Shirakawa’s Colleagues at BOJ to Decide Size of Farewell Bonus
After five years running the Bank of Japan (8301), Masaaki Shirakawa will get a cash bonus of as much as 29.6 million yen ($311,000) or as little as nothing, depending on how policy board members rate his tenure.
The six members who remain when Shirakawa and his two deputies step down on March 19 will grade their former colleagues, according to the BOJ. A maximum rating on a scale of zero to two would give Shirakawa enough to dine at Tokyo’s Narisawa -- voted Asia’s best restaurant -- every night for three and a half years, but not enough for the priciest tuna at Tsukiji Market.

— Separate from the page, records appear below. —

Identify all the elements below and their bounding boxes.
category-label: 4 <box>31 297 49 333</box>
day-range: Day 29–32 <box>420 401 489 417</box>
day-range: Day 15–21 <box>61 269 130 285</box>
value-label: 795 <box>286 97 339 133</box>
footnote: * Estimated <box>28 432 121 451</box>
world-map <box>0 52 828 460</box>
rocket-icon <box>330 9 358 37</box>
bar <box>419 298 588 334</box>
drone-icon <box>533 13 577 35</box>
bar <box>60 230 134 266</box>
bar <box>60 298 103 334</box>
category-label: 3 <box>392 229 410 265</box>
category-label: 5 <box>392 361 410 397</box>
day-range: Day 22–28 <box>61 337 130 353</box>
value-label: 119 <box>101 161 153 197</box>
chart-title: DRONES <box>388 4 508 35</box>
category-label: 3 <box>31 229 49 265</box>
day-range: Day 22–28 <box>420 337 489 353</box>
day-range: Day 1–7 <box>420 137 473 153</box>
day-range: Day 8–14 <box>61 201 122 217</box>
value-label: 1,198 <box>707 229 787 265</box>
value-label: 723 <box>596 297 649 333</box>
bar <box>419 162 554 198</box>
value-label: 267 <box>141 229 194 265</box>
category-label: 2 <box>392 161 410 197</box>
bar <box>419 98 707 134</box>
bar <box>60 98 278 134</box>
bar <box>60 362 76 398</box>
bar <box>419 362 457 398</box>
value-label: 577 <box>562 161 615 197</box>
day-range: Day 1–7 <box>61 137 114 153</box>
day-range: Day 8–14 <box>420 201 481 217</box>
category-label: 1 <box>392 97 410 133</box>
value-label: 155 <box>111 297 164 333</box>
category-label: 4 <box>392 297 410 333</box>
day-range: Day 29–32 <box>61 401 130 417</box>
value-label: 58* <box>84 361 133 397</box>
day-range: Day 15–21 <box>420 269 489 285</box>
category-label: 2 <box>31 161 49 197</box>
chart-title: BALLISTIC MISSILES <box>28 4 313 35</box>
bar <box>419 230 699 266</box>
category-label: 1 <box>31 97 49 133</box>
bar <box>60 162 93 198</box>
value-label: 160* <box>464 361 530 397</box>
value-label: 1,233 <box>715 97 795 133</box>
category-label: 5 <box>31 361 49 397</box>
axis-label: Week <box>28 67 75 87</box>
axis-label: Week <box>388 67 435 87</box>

The assessment may shed light on members’ views of a tenure in which Shirakawa failed to pull the nation of deflation even as he protected the financial system from shocks. The government’s nominee to succeed Shirakawa, Haruhiko Kuroda, said this week the BOJ could buy longer-maturity bonds and bring forward open-ended asset purchases due to start next year.
“Accountability is an important element if the BOJ is going to gain the confidence of markets,” said Robert Feldman, head of Japan economic research at Morgan Stanley MUFG Securities Co. in Tokyo. “It’s really important to establish benchmarks and expectations for the future as to what you have to do to be considered to have performed well.”
A BOJ spokeswoman said she could not provide information on the timing of the assessment or its criteria.
The only previous governor to be scored on the scale was Shirakawa’s predecessor Toshihiko Fukui, who received a mark of 1.5, according to the spokeswoman. The rating is multiplied by monthly salary and months of service, and then divided by eight to determine the amount.
Shirakawa’s monthly pay is about 2 million yen, while his deputies Hirohide Yamaguchi and Kiyohiko Nishimura earn about 1.6 million yen, according to the BOJ.
Reserve Bank of Australia Governor Glenn Stevens is among the most highly paid central bankers, with a total compensation of A$986,778 ($1 million) in the year through June, 2012.
The next Bank of England governor, Mark Carney, will get basic pay of 480,000 pounds ($720,000) a year, more than the combined salaries of U.S. Federal Reserve Chairman Ben Bernanke and European Central Bank Governor Mario Draghi.